Читать книгу "Небо в алмазах - Юлия Яковлева"
Шрифт:
Интервал:
Закладка:
Обеих сестер еще девочками рисовал, кажется, модный Серов. Потом Тася вырвалась вперед. Шура слыла неудачницей. В Москве вертелась возле актеров и актрис на фабрике Ханжонкова. Иногда даже попадала в массовку. Насколько Тася была красива, настолько Шура – нет. А кино любит красивых, увы. Ханжонков не гнал ее: страшненькую внучку самого Третьякова. Как все мы грешные, он любил богатых и беззаботных. Вертелась бы она так и дальше. Да тут известные события. Ханжонков все бросил. А Шура стала фильмовой актрисой – когда настоящие разбежались окончательно. И вдруг превратилась во влиятельную советскую даму. Сейчас был момент шаткого равновесия. Тася и Шура были дружны ровно настолько, насколько вообще может нелюбимый ребенок дружить с любимым, неуспешная сестра – с успешной.

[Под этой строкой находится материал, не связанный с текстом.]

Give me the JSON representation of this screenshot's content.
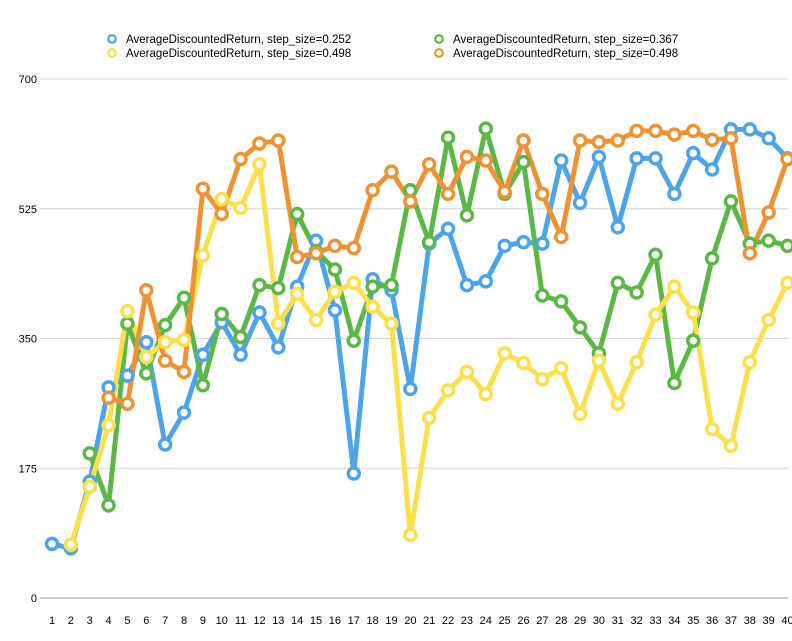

Во всяком случае, я очень на это надеялась.
После того как лопнула затея с Финляндией, мне подсказали, что в Москве можно получить совершенно официальное разрешение на выезд – допустим, в Берлин, Стокгольм или Париж. И лучше такое, которое не подразумевает досмотр багажа. Я же не собиралась нищенствовать – ни в Берлине, ни в Стокгольме, ни в Париже. Хотя меня и пугали, что европейские ювелирные рынки и так переполнены сейчас русскими драгоценностями.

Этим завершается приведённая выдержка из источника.